Les meilleures pistes de collecte (privatisations des entreprises publiques) ou de compression de dépenses (réduction des transferts sociaux et du train de vie de l’Etat) seront superbement ignorées de peur de susciter des mécontentements qui risquent de troubler la quiétude du pouvoir. Quand ce dernier prend des décisions de nature à remettre l’économie sur rails, ces dernières manquent généralement de transparence, sans compter qu’elles peuvent être, comme cela arrive trop souvent, être remises en cause après avoir fait perdre du temps et de l’argent à ceux qui avaient été obligés de les appliquer. Cette politique d’incertitude et d’instabilité juridique a toutes les chances de se perpétuer durant le cinquième si, comme il est fortement à craindre, rien de nouveau n’est apporté au mode de gouvernance de cette équipe reconduite pour un nouveau mandat.
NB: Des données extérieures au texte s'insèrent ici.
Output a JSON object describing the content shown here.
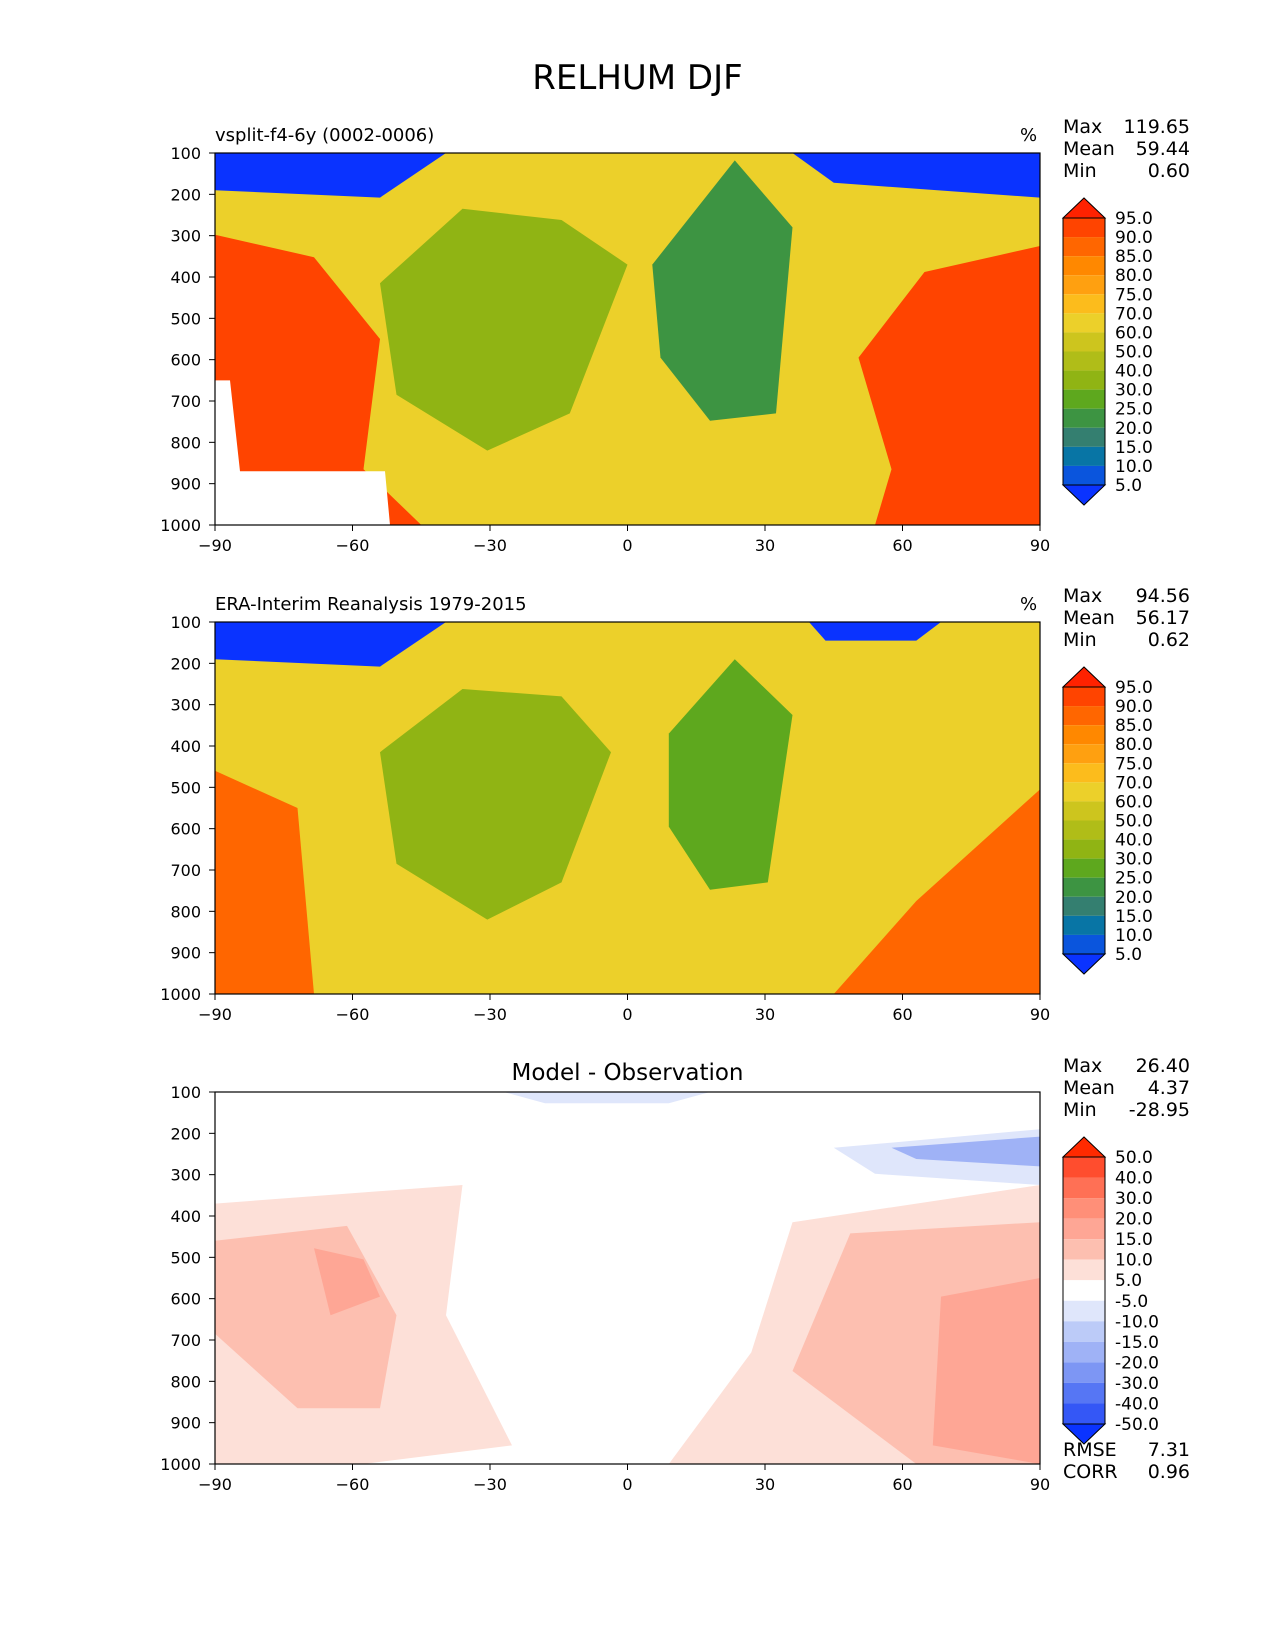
{
  "figure": {
    "title": "RELHUM DJF"
  },
  "chart_data": [
    {
      "type": "contour",
      "title": "vsplit-f4-6y (0002-0006)",
      "units": "%",
      "stats": [
        {
          "label": "Max",
          "value": "119.65"
        },
        {
          "label": "Mean",
          "value": "59.44"
        },
        {
          "label": "Min",
          "value": "0.60"
        }
      ],
      "x_ticks": [
        "−90",
        "−60",
        "−30",
        "0",
        "30",
        "60",
        "90"
      ],
      "y_ticks": [
        "100",
        "200",
        "300",
        "400",
        "500",
        "600",
        "700",
        "800",
        "900",
        "1000"
      ],
      "xlim": [
        -90,
        90
      ],
      "ylim": [
        1000,
        100
      ],
      "colorbar": {
        "labels": [
          "95.0",
          "90.0",
          "85.0",
          "80.0",
          "75.0",
          "70.0",
          "60.0",
          "50.0",
          "40.0",
          "30.0",
          "25.0",
          "20.0",
          "15.0",
          "10.0",
          "5.0"
        ],
        "colors": [
          "#ff2200",
          "#ff4400",
          "#ff6600",
          "#ff8800",
          "#ffa010",
          "#fcbc1c",
          "#ecd02a",
          "#cdc51e",
          "#b0bd18",
          "#90b414",
          "#5ea81e",
          "#3d9442",
          "#347f70",
          "#0875a5",
          "#0a55dd",
          "#0a33ff"
        ]
      },
      "fields": {
        "stratosphere_dry": {
          "value": 5,
          "color": "#0a33ff"
        },
        "tropics_upper": {
          "value": 70,
          "color": "#ecd02a"
        },
        "subtropics_south": {
          "value": 40,
          "color": "#90b414"
        },
        "subtropics_north": {
          "value": 25,
          "color": "#3d9442"
        },
        "polar_lower": {
          "value": 90,
          "color": "#ff4400"
        }
      }
    },
    {
      "type": "contour",
      "title": "ERA-Interim Reanalysis 1979-2015",
      "units": "%",
      "stats": [
        {
          "label": "Max",
          "value": "94.56"
        },
        {
          "label": "Mean",
          "value": "56.17"
        },
        {
          "label": "Min",
          "value": "0.62"
        }
      ],
      "x_ticks": [
        "−90",
        "−60",
        "−30",
        "0",
        "30",
        "60",
        "90"
      ],
      "y_ticks": [
        "100",
        "200",
        "300",
        "400",
        "500",
        "600",
        "700",
        "800",
        "900",
        "1000"
      ],
      "xlim": [
        -90,
        90
      ],
      "ylim": [
        1000,
        100
      ],
      "colorbar": {
        "labels": [
          "95.0",
          "90.0",
          "85.0",
          "80.0",
          "75.0",
          "70.0",
          "60.0",
          "50.0",
          "40.0",
          "30.0",
          "25.0",
          "20.0",
          "15.0",
          "10.0",
          "5.0"
        ],
        "colors": [
          "#ff2200",
          "#ff4400",
          "#ff6600",
          "#ff8800",
          "#ffa010",
          "#fcbc1c",
          "#ecd02a",
          "#cdc51e",
          "#b0bd18",
          "#90b414",
          "#5ea81e",
          "#3d9442",
          "#347f70",
          "#0875a5",
          "#0a55dd",
          "#0a33ff"
        ]
      },
      "fields": {
        "stratosphere_dry": {
          "value": 5,
          "color": "#0a33ff"
        },
        "tropics_upper": {
          "value": 70,
          "color": "#ecd02a"
        },
        "subtropics_south": {
          "value": 40,
          "color": "#90b414"
        },
        "subtropics_north": {
          "value": 30,
          "color": "#5ea81e"
        },
        "polar_lower": {
          "value": 85,
          "color": "#ff6600"
        }
      }
    },
    {
      "type": "contour",
      "title": "Model - Observation",
      "units": "",
      "stats": [
        {
          "label": "Max",
          "value": "26.40"
        },
        {
          "label": "Mean",
          "value": "4.37"
        },
        {
          "label": "Min",
          "value": "-28.95"
        }
      ],
      "extra_stats": [
        {
          "label": "RMSE",
          "value": "7.31"
        },
        {
          "label": "CORR",
          "value": "0.96"
        }
      ],
      "x_ticks": [
        "−90",
        "−60",
        "−30",
        "0",
        "30",
        "60",
        "90"
      ],
      "y_ticks": [
        "100",
        "200",
        "300",
        "400",
        "500",
        "600",
        "700",
        "800",
        "900",
        "1000"
      ],
      "xlim": [
        -90,
        90
      ],
      "ylim": [
        1000,
        100
      ],
      "colorbar": {
        "labels": [
          "50.0",
          "40.0",
          "30.0",
          "20.0",
          "15.0",
          "10.0",
          "5.0",
          "-5.0",
          "-10.0",
          "-15.0",
          "-20.0",
          "-30.0",
          "-40.0",
          "-50.0"
        ],
        "colors": [
          "#ff2a00",
          "#ff4d2e",
          "#ff7055",
          "#ff8f78",
          "#fea695",
          "#fdbfb0",
          "#fde0d8",
          "#ffffff",
          "#dfe6fb",
          "#bccbf8",
          "#9fb2f6",
          "#7d96f4",
          "#5676f4",
          "#3457f6",
          "#0a33ff"
        ]
      },
      "fields": {
        "background": {
          "value": 0,
          "color": "#ffffff"
        },
        "positive_weak": {
          "value": 5,
          "color": "#fde0d8"
        },
        "positive_mid": {
          "value": 10,
          "color": "#fdbfb0"
        },
        "positive_strong": {
          "value": 20,
          "color": "#fea695"
        },
        "negative_weak": {
          "value": -5,
          "color": "#dfe6fb"
        },
        "negative_mid": {
          "value": -15,
          "color": "#9fb2f6"
        }
      }
    }
  ]
}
A l’évidence, ce mortel statu quo qui a déjà fait perdre un temps précieux à notre économie, persistera cinq années encore à la faveur de ce mandat de trop, à moins d’un retournement spectaculaire de conjoncture qui obligerait le pouvoir en place à gérer autrement les affaires publiques. S’il venait, comme on le redoute, à perdurer, ce mortel statu quo nuira gravement à notre société, en général, et à notre économie, en particulier. Une économie qui ne cessera de reculer comparativement à celles des autres Etats qui n’ont pas commis le crime de prendre en otage les entreprises et les hommes d’affaires. Ces calculs politiciens malsains qui ne manqueront pas de resurgir tout au long du prochain quinquennat, réduiront encore davantage la visibilité économique du pays, au point de susciter la méfiance des hommes d’affaires algériens et étrangers. Les investissements ne manqueront pas d’être bridés par cette ambiance d’incertitude qui s’exacerbe déjà à l’approche du prochain scrutin présidentiel d’avril 2019 et qui le sera sans doute encore plus, durant l’exercice du prochain quinquennat, officiellement inscrit sous le signe de la « stabilité et de la continuité ».
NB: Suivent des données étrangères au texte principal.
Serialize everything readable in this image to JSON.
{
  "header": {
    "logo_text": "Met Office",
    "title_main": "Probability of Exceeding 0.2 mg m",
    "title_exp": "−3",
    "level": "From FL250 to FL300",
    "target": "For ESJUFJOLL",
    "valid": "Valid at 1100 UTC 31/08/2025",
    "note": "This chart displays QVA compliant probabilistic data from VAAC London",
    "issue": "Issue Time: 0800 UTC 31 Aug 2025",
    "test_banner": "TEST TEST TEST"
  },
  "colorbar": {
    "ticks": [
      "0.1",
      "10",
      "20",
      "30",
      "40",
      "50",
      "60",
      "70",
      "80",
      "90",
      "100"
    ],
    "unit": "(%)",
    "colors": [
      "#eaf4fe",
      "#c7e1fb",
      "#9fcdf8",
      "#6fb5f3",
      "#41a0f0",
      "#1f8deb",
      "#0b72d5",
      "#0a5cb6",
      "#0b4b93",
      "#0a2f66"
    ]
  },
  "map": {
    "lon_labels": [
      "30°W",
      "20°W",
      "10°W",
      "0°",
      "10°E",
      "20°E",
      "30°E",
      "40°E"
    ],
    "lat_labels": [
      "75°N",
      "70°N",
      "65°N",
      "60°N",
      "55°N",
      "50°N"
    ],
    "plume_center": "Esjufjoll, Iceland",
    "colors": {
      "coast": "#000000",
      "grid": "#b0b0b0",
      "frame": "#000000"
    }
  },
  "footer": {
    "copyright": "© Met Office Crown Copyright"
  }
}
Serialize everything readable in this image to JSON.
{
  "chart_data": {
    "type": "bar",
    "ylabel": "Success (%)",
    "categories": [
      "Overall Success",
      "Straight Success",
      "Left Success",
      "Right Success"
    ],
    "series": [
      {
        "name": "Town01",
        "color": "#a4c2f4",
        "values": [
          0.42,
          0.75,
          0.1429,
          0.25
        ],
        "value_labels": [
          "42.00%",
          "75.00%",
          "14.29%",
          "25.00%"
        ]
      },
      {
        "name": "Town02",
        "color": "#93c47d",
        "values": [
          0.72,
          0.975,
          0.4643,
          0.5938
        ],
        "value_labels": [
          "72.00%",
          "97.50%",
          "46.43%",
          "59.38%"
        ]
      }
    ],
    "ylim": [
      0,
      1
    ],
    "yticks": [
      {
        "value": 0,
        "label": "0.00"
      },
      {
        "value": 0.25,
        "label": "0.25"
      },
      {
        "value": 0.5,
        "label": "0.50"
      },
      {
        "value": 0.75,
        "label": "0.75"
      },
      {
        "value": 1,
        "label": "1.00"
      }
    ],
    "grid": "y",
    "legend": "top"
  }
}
Le statu quo dont souffrent les opérateurs économiques est d’autant plus lourd à porter qu’il prend sa source dans un système de gouvernance ultra présidentiel. Les grandes décisions relevant exclusivement de l’autorité du président Bouteflika, rien de sérieux ne pourra se faire sans lui. Son état de santé qui se compliquera sans doute davantage sous l’effet de l’âge, il sera à l’évidence, difficile d’avancer à grands pas dans les réformes, quand même, un premier ministre compétent viendrait au secours de ce président qui ne dispose pas de la santé physique requise.